Investigações do Ministério Público e da Defensoria Pública apontam que mais de 60 pessoas morreram em todo o estado por conta da falta de oxigênio. Mais de 500 pacientes foram transferidos para hospitais em outros estados.
A ação visa não apenas reparação, mas também reconstrução da verdade sobre responsabilidade institucional: quem sabia, o que foi advertido, se houve omissão ou negligência.
O foco de Lima na linguagem neutra soa desconectado das prioridades mais urgentes para muitos cidadãos: enquanto ele investe energia política em simbologia, há acusações sérias de que seu governo falhou no gerenciamento de crises de saúde que mataram gente.
A crise de oxigênio enfrentada pelo Amazonas não foi surpresa para alguns: há relatos, segundo a ABIN, de alertas antecipados.

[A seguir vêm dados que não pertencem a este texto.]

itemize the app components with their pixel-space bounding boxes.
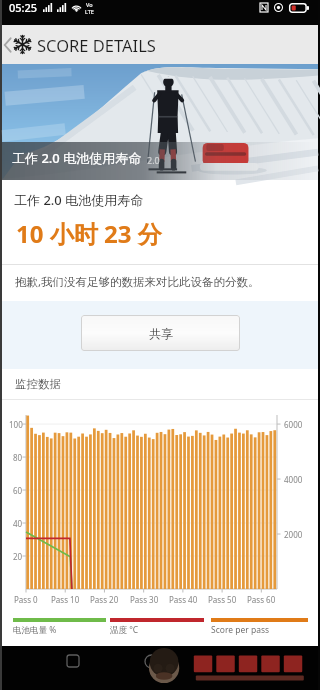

A negativa de transparência pode indicar tentativa de encobrir falhas graves — uma investigação de sindicância sobre “linguagem” pode desviar a atenção dessas falhas.
Há também críticas sobre a gestão cotidiana da saúde: vereadores e lideranças locais já apontaram que o estado da saúde pública no Amazonas continua precário, com pacientes sofrendo por falta de acesso e demora em cirurgias.
No contexto da pandemia, estudos apontaram que a gestão política do Amazonas contribuiu para a gravidade da segunda onda: houve desdenho de riscos, decisões tardias e falta de planejamento, apesar de sinais já visíveis.
Ao anunciar uma sindicância sobre a “ideologia dos pronomes”, Lima pode estar usando uma estratégia política: mobilizar uma base conservadora, ganhar visibilidade cultural e ideológica, enquanto adia ou minimiza reprovação por questões práticas que afetam vidas.
Essa abordagem pode ser vista como politicagem simbólica: ideologia de linguagem neutralizada, mas saúde pública negligenciada.
Para quem cobra resultados concretos (vítimas do câncer, pacientes de COVID, familiares das vítimas da asfixia), a retórica sobre pronomes é insuficiente — e até ofensiva, se desloca o foco das pessoas que ainda aguardam justiça ou tratamento digno.
As ações do MPF mostram que existe uma demanda legítima por transparência e reparação. Exigir os relatórios da ABIN é também uma forma de preservar a memória da tragédia: entender quem sabia, quando soube, o que foi feito ou deixado de fazer.
A implementação adequada do Siscan é, por sua vez, essencial para garantir que futuros pacientes de câncer no Amazonas não sejam invisibilizados pelo sistema — nem penalizados pela falta de dados ou gestão incompetente.